Listened: Wednesday January 11
The Very Best of Otis Redding takes me back to being 19 and working at my first job at Great Harvest Bread during summer break from college. This was one of the CDs that I discovered I really enjoyed. I hadn’t previously been very into soul music, so it wasn’t something I expected. I remember I’ve Got Dreams to Remember particularly catching my attention.
Otis is my favorite soul singer, for reasons as simple he wrote songs that used the phrase “These Arms of Mine” instead of “My Arms.” It’s a great example of a longer, perhaps less grammatically correct phrase is more engaging than the “proper” way of saying something.
I love Sittin’ on the Dock of the Bay naturally, but Tramp cracks me up to no end. It’s like a OG rap brag/dis track between he and Carla Thomas, and I love Otis’ indignation – “WHAAAAAAT?”

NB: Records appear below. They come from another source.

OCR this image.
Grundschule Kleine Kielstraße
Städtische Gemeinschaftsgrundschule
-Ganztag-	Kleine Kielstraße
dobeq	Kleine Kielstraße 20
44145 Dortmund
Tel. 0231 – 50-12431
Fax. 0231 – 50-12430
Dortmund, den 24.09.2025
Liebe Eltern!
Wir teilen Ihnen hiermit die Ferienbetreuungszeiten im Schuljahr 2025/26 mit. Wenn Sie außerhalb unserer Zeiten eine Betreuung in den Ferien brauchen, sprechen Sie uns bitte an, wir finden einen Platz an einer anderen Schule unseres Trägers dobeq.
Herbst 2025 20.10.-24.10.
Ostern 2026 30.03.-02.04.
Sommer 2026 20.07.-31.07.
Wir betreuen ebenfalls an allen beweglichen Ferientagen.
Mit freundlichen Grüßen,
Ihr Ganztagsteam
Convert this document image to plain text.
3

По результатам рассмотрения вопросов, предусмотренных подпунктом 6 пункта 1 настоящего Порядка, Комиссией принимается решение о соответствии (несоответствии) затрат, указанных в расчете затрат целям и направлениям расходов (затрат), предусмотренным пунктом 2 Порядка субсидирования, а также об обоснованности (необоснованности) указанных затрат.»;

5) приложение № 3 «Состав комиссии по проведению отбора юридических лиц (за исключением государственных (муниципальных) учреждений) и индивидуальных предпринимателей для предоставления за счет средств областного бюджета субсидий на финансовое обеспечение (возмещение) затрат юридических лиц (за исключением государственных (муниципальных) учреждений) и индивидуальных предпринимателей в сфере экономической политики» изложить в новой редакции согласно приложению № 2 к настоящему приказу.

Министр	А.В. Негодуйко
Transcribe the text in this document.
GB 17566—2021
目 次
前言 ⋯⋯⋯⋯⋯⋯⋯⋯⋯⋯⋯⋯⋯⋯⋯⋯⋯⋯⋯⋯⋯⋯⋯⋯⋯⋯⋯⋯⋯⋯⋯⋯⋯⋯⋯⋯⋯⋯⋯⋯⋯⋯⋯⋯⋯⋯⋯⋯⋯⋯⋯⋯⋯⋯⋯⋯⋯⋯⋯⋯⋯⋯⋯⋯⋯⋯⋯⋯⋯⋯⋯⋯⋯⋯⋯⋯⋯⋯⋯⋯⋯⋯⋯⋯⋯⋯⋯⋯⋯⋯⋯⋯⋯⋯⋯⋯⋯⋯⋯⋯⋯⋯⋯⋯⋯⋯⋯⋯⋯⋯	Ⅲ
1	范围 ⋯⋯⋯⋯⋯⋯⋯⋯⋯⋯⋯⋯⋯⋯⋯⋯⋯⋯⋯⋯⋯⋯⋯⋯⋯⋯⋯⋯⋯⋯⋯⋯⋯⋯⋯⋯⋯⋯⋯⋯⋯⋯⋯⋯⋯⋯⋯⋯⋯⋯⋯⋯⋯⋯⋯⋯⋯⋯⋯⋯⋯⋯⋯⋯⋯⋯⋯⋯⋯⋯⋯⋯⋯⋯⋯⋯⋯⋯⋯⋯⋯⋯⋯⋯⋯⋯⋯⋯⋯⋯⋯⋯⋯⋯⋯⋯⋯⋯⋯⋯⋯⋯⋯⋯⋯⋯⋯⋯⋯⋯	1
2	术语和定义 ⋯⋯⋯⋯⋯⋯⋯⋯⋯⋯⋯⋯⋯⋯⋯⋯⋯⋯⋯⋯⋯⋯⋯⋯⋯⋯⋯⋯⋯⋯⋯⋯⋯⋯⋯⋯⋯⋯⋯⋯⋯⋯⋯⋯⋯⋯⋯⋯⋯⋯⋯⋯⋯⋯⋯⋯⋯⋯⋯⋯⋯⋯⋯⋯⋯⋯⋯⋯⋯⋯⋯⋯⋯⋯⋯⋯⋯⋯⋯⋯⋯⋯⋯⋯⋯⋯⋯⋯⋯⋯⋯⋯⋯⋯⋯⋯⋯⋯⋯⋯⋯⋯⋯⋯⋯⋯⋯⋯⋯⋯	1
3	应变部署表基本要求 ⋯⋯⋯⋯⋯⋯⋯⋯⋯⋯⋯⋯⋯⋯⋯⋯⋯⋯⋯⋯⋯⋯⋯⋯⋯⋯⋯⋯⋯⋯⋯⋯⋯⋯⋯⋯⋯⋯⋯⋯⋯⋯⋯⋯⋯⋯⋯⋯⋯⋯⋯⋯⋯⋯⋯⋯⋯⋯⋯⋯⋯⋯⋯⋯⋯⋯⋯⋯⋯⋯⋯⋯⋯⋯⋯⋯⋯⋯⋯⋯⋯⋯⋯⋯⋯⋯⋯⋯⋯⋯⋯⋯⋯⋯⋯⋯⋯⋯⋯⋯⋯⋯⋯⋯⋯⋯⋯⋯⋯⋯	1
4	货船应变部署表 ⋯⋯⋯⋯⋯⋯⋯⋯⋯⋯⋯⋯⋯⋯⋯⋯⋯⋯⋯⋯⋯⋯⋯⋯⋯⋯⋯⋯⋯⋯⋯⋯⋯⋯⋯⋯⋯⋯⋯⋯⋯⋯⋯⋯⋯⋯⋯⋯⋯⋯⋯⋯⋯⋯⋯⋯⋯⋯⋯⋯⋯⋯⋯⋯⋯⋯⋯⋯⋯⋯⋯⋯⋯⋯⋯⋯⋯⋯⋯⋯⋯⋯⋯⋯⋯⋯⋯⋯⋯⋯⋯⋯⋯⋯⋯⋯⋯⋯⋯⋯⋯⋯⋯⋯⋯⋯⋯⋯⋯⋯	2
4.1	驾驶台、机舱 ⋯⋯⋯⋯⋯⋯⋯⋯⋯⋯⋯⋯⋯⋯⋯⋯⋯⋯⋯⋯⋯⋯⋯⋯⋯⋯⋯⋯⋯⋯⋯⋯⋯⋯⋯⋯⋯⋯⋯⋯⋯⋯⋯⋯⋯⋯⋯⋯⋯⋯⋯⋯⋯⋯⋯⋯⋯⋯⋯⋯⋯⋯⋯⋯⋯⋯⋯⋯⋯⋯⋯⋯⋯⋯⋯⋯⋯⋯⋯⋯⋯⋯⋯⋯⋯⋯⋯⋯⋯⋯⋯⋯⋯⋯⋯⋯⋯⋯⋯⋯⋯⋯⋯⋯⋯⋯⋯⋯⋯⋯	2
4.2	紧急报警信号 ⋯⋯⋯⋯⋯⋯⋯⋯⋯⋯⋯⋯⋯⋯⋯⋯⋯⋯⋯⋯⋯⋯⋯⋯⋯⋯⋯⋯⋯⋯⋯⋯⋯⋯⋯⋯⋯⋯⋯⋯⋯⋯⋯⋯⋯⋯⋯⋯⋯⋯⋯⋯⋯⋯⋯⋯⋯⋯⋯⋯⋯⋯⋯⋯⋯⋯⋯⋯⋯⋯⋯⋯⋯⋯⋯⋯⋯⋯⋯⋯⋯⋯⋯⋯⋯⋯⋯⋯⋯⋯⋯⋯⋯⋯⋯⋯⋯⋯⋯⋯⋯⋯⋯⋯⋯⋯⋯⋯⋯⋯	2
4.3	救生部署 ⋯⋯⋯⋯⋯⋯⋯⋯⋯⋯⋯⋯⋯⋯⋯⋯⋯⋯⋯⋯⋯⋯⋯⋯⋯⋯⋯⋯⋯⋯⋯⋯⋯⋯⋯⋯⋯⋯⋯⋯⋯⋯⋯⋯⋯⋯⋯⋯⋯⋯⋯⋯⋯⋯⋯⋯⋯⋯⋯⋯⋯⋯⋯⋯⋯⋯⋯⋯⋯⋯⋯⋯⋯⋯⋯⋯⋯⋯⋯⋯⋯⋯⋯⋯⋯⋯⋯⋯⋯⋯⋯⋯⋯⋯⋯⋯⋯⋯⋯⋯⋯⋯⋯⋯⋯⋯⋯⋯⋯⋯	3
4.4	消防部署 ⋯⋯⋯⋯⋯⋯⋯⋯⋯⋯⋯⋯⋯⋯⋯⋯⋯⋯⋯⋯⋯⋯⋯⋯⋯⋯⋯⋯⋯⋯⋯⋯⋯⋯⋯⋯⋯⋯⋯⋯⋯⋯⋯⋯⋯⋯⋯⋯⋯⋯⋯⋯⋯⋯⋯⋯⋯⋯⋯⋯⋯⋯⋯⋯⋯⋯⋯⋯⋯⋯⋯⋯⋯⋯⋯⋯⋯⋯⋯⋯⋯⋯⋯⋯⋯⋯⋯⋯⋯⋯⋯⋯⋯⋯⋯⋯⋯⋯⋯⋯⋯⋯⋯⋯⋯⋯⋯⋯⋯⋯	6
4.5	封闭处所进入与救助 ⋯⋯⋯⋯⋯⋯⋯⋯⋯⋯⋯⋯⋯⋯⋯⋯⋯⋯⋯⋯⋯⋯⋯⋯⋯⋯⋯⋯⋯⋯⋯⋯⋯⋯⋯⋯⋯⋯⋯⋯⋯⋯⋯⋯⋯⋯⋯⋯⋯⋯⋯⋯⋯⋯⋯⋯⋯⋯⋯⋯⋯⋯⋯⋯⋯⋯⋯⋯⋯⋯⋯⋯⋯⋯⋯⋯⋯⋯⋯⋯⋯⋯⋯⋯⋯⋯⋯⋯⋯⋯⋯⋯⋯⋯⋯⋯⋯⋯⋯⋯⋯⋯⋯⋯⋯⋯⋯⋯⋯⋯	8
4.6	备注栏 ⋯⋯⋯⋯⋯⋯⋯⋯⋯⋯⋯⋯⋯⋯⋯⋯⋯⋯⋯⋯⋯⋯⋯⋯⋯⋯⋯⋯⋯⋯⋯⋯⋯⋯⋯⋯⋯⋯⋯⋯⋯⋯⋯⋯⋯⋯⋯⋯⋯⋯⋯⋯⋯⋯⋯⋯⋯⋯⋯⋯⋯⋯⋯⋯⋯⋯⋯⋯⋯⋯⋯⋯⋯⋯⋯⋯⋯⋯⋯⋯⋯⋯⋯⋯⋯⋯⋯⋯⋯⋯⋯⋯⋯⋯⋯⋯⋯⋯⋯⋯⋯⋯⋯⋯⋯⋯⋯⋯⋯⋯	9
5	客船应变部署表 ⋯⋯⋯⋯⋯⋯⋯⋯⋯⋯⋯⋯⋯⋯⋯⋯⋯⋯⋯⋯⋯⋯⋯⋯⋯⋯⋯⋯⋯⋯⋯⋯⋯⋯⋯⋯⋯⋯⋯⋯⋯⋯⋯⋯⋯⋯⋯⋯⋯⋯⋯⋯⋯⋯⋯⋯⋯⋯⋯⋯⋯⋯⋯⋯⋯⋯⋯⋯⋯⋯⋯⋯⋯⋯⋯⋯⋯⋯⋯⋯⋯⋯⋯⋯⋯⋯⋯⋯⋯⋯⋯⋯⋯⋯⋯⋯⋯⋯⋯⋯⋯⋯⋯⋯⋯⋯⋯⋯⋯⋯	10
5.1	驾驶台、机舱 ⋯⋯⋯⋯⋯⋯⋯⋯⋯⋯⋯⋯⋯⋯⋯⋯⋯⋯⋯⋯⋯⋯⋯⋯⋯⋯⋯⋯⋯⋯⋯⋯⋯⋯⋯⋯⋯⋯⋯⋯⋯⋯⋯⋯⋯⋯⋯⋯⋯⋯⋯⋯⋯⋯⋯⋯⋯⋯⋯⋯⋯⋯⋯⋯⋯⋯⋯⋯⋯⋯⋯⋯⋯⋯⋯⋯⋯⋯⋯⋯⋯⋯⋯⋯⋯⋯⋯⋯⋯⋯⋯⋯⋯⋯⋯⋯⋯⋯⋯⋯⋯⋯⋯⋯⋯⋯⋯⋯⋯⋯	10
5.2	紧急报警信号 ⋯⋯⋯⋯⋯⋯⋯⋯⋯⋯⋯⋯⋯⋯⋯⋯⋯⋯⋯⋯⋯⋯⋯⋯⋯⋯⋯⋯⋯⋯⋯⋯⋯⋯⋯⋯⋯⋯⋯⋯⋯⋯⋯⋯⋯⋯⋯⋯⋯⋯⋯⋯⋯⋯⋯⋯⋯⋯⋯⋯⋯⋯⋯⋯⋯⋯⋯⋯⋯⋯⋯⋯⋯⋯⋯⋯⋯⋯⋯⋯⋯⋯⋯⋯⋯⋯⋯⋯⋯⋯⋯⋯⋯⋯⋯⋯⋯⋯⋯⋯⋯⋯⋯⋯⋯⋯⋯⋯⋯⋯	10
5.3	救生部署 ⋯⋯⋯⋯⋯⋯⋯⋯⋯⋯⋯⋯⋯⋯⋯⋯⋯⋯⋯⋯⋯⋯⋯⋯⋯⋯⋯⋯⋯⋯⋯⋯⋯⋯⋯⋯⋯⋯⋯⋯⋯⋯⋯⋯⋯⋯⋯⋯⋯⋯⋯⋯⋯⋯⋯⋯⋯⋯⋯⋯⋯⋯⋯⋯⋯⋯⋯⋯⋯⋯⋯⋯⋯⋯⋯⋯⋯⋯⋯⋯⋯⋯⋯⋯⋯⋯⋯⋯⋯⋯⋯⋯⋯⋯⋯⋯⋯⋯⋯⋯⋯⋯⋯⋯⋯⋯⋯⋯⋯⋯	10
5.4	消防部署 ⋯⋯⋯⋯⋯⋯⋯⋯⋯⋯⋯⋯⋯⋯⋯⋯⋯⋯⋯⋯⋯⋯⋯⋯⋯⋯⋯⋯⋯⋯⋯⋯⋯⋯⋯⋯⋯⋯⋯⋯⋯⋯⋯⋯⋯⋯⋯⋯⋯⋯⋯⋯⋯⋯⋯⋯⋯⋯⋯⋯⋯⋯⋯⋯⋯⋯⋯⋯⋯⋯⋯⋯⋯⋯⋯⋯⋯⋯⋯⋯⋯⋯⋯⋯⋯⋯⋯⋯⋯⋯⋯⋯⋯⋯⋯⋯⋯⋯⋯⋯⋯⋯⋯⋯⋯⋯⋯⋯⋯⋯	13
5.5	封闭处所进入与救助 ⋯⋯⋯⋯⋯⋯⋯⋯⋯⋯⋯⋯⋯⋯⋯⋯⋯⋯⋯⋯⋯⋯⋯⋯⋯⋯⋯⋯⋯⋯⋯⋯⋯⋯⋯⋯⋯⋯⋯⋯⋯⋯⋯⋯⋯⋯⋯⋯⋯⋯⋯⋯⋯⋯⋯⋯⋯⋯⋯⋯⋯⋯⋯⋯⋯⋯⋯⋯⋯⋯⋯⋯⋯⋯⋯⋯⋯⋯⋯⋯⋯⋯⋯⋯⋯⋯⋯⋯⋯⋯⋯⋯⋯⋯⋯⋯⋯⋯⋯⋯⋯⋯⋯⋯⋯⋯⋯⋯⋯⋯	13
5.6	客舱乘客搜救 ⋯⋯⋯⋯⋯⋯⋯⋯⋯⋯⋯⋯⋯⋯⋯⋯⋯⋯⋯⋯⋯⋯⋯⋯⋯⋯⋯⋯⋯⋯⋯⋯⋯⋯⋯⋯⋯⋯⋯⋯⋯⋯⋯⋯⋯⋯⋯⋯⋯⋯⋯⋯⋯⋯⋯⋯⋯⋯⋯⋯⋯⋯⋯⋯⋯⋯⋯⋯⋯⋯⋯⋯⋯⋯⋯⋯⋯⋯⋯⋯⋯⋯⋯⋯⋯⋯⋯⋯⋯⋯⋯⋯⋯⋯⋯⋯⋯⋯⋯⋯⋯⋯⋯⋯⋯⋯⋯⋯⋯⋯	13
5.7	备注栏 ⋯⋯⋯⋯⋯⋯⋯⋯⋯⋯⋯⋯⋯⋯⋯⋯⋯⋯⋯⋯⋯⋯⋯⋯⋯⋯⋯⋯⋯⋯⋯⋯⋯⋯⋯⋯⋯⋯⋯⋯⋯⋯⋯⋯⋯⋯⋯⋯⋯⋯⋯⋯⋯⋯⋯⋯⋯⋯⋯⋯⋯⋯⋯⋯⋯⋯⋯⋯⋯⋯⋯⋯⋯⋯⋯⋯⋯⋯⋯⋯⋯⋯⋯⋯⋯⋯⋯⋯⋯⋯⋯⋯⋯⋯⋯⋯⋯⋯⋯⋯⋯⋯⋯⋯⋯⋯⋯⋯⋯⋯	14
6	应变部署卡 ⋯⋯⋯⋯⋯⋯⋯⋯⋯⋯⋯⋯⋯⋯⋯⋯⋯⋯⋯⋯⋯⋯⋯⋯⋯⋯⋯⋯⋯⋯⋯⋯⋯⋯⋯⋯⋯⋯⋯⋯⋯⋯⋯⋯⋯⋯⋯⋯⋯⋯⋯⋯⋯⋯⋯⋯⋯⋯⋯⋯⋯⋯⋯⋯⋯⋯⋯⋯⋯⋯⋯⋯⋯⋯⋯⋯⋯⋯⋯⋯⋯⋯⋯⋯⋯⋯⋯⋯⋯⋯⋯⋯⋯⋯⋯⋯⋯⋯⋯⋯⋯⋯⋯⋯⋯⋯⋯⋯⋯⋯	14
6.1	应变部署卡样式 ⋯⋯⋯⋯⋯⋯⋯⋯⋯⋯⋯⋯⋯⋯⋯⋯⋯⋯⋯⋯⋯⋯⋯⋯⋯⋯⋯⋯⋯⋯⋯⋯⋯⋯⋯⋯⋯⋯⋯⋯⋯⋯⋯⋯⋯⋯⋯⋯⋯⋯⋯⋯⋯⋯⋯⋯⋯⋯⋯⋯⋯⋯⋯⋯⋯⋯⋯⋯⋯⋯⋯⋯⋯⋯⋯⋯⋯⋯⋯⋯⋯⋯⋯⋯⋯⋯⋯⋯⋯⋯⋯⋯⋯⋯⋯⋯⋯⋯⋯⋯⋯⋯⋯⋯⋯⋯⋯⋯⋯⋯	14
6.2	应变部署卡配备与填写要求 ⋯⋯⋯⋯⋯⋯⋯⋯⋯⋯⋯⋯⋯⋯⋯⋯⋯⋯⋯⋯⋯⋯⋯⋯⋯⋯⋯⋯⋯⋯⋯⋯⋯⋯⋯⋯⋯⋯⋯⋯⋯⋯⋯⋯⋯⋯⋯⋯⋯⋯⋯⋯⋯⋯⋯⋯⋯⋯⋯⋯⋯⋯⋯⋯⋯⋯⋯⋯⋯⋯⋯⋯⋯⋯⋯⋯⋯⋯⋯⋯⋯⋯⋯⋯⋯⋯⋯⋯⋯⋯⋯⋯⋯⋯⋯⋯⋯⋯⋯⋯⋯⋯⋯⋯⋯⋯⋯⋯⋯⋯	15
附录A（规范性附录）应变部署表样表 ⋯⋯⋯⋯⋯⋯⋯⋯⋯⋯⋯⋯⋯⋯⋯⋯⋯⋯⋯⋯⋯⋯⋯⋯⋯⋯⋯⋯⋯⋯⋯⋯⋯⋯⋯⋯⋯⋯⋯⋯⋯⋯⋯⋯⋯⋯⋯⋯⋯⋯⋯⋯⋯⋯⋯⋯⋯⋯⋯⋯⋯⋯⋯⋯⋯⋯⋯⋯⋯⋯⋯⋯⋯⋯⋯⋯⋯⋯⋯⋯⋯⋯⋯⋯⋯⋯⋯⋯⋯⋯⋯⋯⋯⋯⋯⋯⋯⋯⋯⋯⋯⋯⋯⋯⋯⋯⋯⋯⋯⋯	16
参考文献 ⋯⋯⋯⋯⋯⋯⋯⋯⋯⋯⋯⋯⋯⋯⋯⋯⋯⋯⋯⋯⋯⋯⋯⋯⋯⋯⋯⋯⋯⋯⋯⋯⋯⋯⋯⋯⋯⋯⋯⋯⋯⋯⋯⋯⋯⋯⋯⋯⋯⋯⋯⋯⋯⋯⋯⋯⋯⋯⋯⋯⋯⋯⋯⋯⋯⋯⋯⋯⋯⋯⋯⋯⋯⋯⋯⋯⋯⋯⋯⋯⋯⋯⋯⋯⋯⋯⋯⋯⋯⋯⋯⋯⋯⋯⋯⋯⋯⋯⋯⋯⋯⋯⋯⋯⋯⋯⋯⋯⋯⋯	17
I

It’s amazing such a young singer at the time both wrote his own songs and fully owned the copyright. He was a very smart, driven businessman as well as a great performer; it’s a terrible shame he never really got to enjoy the fruits of his labor and we never got to hear the development of the classic artist he would have become.
Tramp is totally gangsta. Lowell Fulsom’s cover version of the song was sampled by Cypress Hill on How I Could Just Kill A Man.